Les transporteurs de marchandises déplorent peu de changements sur les sanitaires, les douches ou les restaurants.

La fédération FO Transports et Logistique, troisième chez les routiers, appelle les salariés du secteur qui travaillent dans les transports non essentiels à faire usage de leur droit de retrait à partir de lundi, dans une lettre ouverte au secrétaire d’État Jean-Baptiste Djebbari.

"Les salariés des transports et de la logistique se posent énormément de questions, mais pour la plupart sont complètement déboussolés", écrit son secrétaire général, Patrice Clos.

La fédération FO Transports et Logistique couvre les secteurs du transport routier de voyageurs et de marchandises, des transports urbains, du déménagement, des déchets, transports de fonds et transports sanitaires (ambulances...).

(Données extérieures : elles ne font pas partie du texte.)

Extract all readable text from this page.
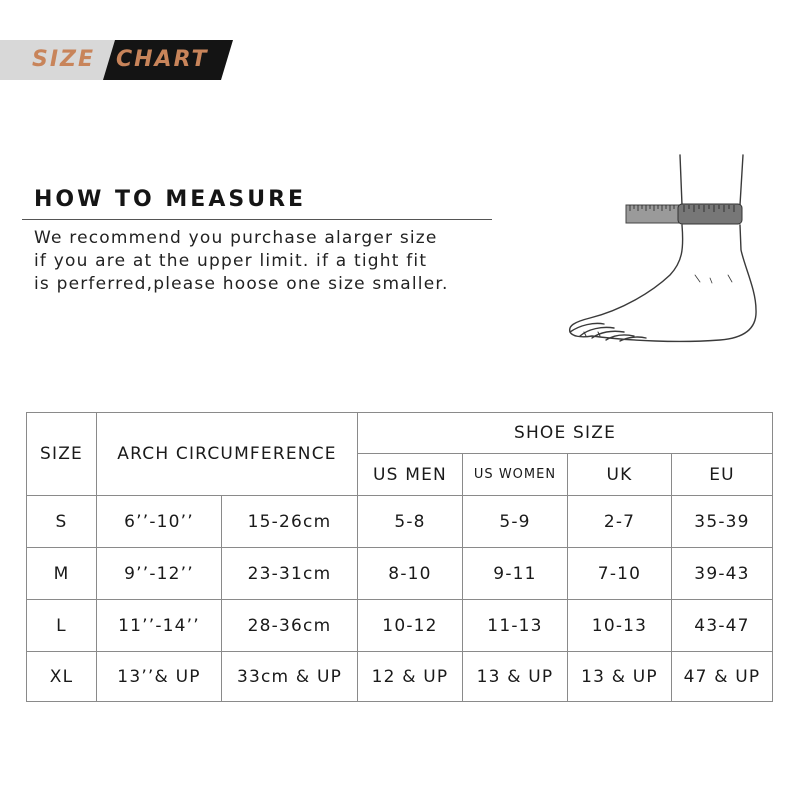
SIZE CHART
HOW TO MEASURE
We recommend you purchase alarger size
if you are at the upper limit. if a tight fit
is perferred,please hoose one size smaller.
SIZE	ARCH CIRCUMFERENCE		SHOE SIZE			
			US MEN	US WOMEN	UK	EU
S	6’’-10’’	15-26cm	5-8	5-9	2-7	35-39
M	9’’-12’’	23-31cm	8-10	9-11	7-10	39-43
L	11’’-14’’	28-36cm	10-12	11-13	10-13	43-47
XL	13’’& UP	33cm & UP	12 & UP	13 & UP	13 & UP	47 & UP
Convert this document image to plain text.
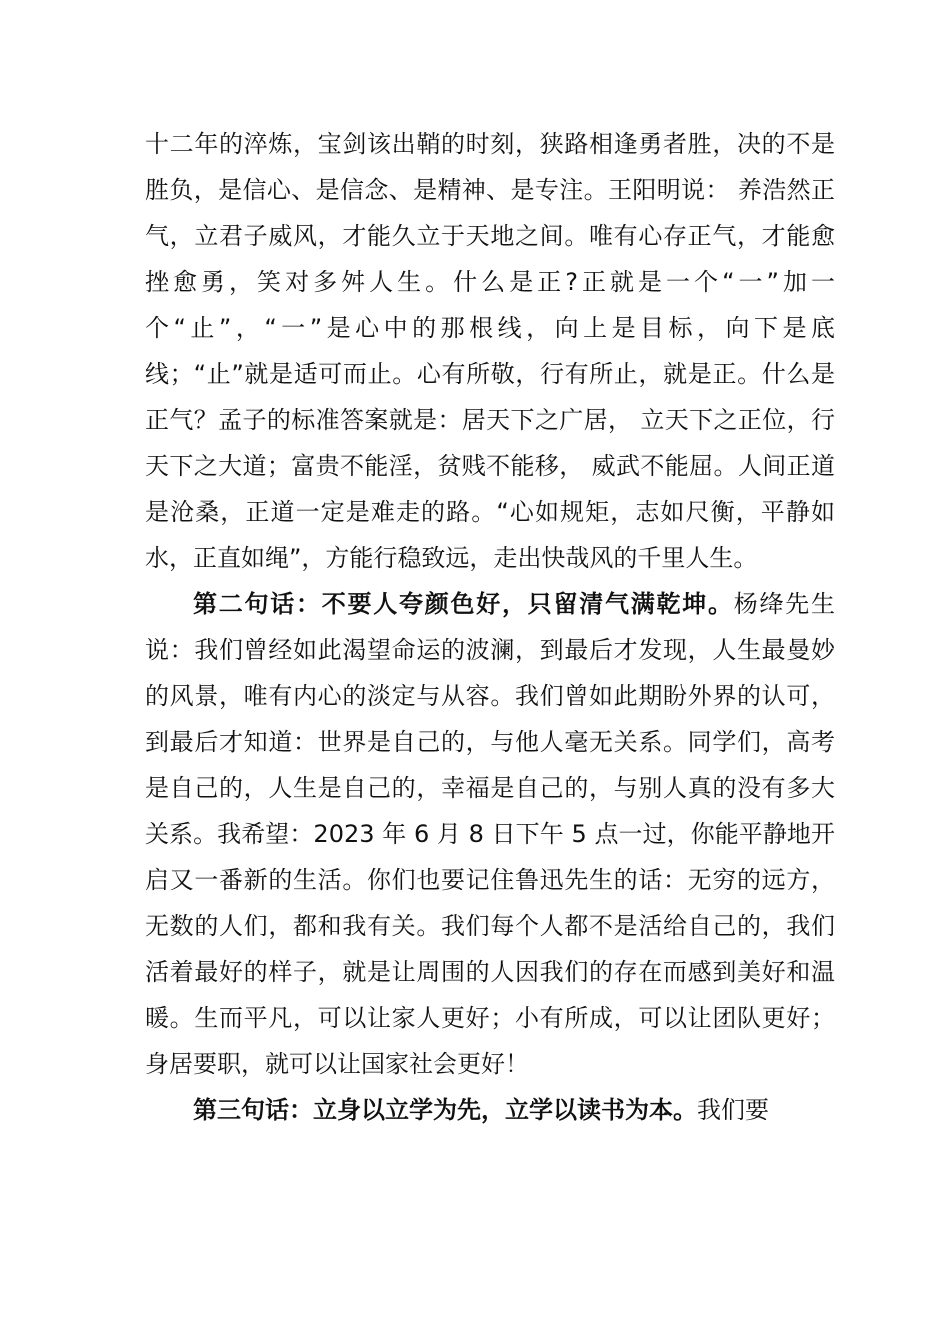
十二年的淬炼，宝剑该出鞘的时刻，狭路相逢勇者胜，决的不是胜负，是信心、是信念、是精神、是专注。王阳明说： 养浩然正气，立君子威风，才能久立于天地之间。唯有心存正气，才能愈挫愈勇，笑对多舛人生。什么是正?正就是一个“一”加一个“止”，“一”是心中的那根线，向上是目标，向下是底线；“止”就是适可而止。心有所敬，行有所止，就是正。什么是正气？孟子的标准答案就是：居天下之广居， 立天下之正位，行天下之大道；富贵不能淫，贫贱不能移， 威武不能屈。人间正道是沧桑，正道一定是难走的路。“心如规矩，志如尺衡，平静如水，正直如绳”，方能行稳致远，走出快哉风的千里人生。

第二句话：不要人夸颜色好，只留清气满乾坤。杨绛先生说：我们曾经如此渴望命运的波澜，到最后才发现，人生最曼妙的风景，唯有内心的淡定与从容。我们曾如此期盼外界的认可，到最后才知道：世界是自己的，与他人毫无关系。同学们，高考是自己的，人生是自己的，幸福是自己的，与别人真的没有多大关系。我希望：2023 年 6 月 8 日下午 5 点一过，你能平静地开启又一番新的生活。你们也要记住鲁迅先生的话：无穷的远方，无数的人们，都和我有关。我们每个人都不是活给自己的，我们活着最好的样子，就是让周围的人因我们的存在而感到美好和温暖。生而平凡，可以让家人更好；小有所成，可以让团队更好；身居要职，就可以让国家社会更好！

第三句话：立身以立学为先，立学以读书为本。我们要
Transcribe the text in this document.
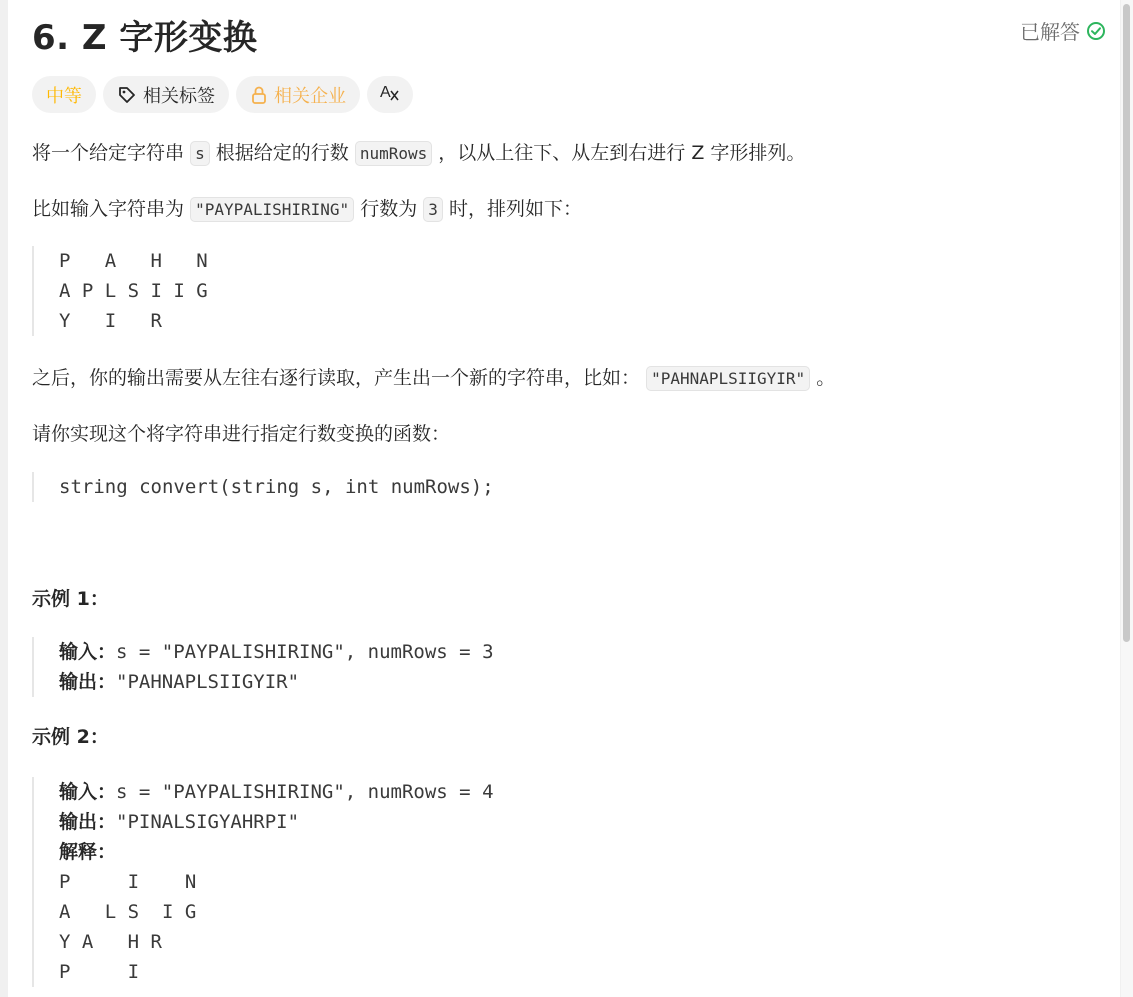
6. Z 字形变换	已解答
中等	相关标签	相关企业 A

将一个给定字符串 s 根据给定的行数 numRows ，以从上往下、从左到右进行 Z 字形排列。

比如输入字符串为 "PAYPALISHIRING" 行数为 3 时，排列如下：

P   A   H   N
A P L S I I G
Y   I   R

之后，你的输出需要从左往右逐行读取，产生出一个新的字符串，比如： "PAHNAPLSIIGYIR" 。

请你实现这个将字符串进行指定行数变换的函数：

string convert(string s, int numRows);

示例 1：

输入：s = "PAYPALISHIRING", numRows = 3
输出："PAHNAPLSIIGYIR"

示例 2：

输入：s = "PAYPALISHIRING", numRows = 4
输出："PINALSIGYAHRPI"
解释：
P     I    N
A   L S  I G
Y A   H R
P     I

"Pour le transport routier de marchandises, mis à part quelques parkings rouverts par-ci, par-là, il n'y a pas beaucoup de changement sur les sanitaires, les douches, les restaurants, l'accueil des routiers chez les clients", déplore le syndicat.

"Pour les transports urbains, RATP ainsi que le transport routier de voyageurs, des choses ont été faites ou se mettent en place. Malheureusement pas dans toutes les entreprises", souligne-t-il, en particulier dans le transport routier de voyageurs interurbain.

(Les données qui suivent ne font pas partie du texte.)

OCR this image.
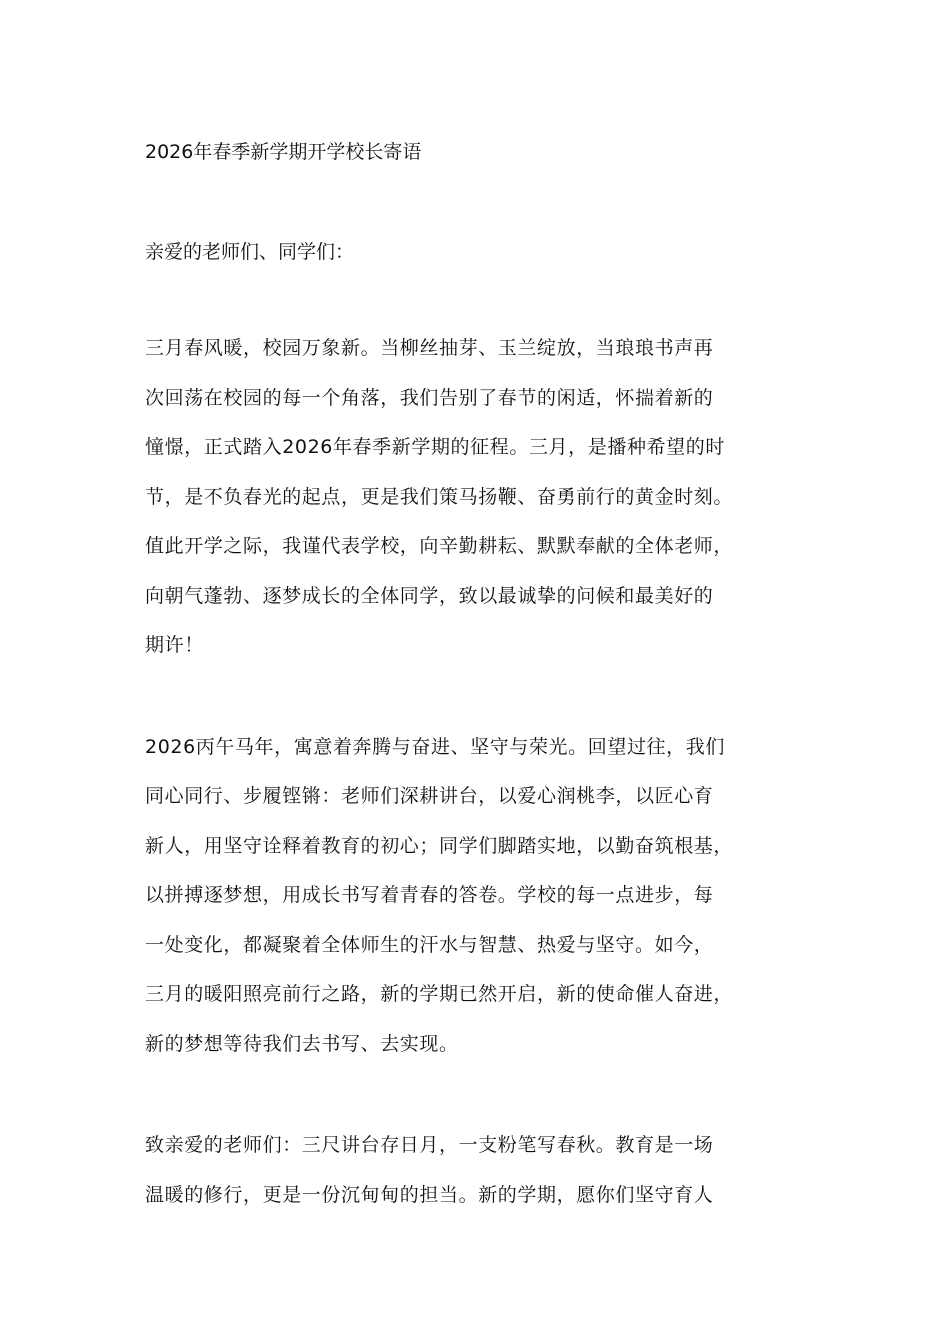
2026年春季新学期开学校长寄语
亲爱的老师们、同学们：
三月春风暖，校园万象新。当柳丝抽芽、玉兰绽放，当琅琅书声再
次回荡在校园的每一个角落，我们告别了春节的闲适，怀揣着新的
憧憬，正式踏入2026年春季新学期的征程。三月，是播种希望的时
节，是不负春光的起点，更是我们策马扬鞭、奋勇前行的黄金时刻。
值此开学之际，我谨代表学校，向辛勤耕耘、默默奉献的全体老师，
向朝气蓬勃、逐梦成长的全体同学，致以最诚挚的问候和最美好的
期许！
2026丙午马年，寓意着奔腾与奋进、坚守与荣光。回望过往，我们
同心同行、步履铿锵：老师们深耕讲台，以爱心润桃李，以匠心育
新人，用坚守诠释着教育的初心；同学们脚踏实地，以勤奋筑根基，
以拼搏逐梦想，用成长书写着青春的答卷。学校的每一点进步，每
一处变化，都凝聚着全体师生的汗水与智慧、热爱与坚守。如今，
三月的暖阳照亮前行之路，新的学期已然开启，新的使命催人奋进，
新的梦想等待我们去书写、去实现。
致亲爱的老师们：三尺讲台存日月，一支粉笔写春秋。教育是一场
温暖的修行，更是一份沉甸甸的担当。新的学期，愿你们坚守育人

Dans le transport sanitaire, "il y a un manque flagrant d'équipement. Pourtant les ambulanciers continuent malgré tout à faire leur boulot tous les jours. Les salariés du déchet et de l'assainissement, eux, manquent de masques", égrène-t-il.

Le syndicat évoque aussi les entrepôts logistiques, où "plusieurs sites sont contaminés par le Covid-19", tout comme pour le transport de fonds et de valeurs.

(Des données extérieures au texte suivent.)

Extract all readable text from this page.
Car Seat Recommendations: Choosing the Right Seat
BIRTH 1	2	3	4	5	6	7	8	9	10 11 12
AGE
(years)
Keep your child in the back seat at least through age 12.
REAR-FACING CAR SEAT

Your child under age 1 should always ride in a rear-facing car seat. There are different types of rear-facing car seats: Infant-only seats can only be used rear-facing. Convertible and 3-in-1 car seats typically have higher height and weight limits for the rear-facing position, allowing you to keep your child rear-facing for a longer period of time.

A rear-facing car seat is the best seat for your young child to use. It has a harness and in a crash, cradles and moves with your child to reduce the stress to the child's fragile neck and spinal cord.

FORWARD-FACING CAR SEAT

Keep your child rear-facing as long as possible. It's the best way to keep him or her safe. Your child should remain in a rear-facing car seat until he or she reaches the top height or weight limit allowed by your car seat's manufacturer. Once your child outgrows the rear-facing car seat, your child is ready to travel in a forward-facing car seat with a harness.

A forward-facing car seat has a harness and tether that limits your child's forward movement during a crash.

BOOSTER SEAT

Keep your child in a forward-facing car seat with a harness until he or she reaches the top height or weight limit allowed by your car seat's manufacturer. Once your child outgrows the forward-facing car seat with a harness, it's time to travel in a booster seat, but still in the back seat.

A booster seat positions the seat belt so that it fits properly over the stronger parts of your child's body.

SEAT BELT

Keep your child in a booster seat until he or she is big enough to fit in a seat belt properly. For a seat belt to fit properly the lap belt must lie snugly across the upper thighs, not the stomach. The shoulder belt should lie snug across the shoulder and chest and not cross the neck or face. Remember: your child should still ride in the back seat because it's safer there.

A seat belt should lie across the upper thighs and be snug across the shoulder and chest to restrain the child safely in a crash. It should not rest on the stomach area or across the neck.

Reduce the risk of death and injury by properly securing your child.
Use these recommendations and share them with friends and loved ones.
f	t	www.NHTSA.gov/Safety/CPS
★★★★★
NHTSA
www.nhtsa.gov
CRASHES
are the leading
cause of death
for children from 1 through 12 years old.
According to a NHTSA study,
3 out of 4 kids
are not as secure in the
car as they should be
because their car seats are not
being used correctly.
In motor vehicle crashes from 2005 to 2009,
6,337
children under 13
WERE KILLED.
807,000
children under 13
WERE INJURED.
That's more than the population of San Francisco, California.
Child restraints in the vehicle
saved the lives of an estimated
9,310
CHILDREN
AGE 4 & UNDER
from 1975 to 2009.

En conséquence, FO Transports et logistique appelle les salariés de ces secteurs "à appuyer sur le bouton stop pour tous ce qui concerne les transports et la logistique non essentiels", et de "se mettre en droit de retrait individuel à partir de lundi 23 mars".

Concernant le transport et la logistique essentiels, le syndicat exige que "des mesures très fortes soient prises en terme de santé, d'hygiène et de sécurité pour l'ensemble des salariés qui devront travailler", faute de quoi il les appellerait aussi à exercer leur droit de retrait.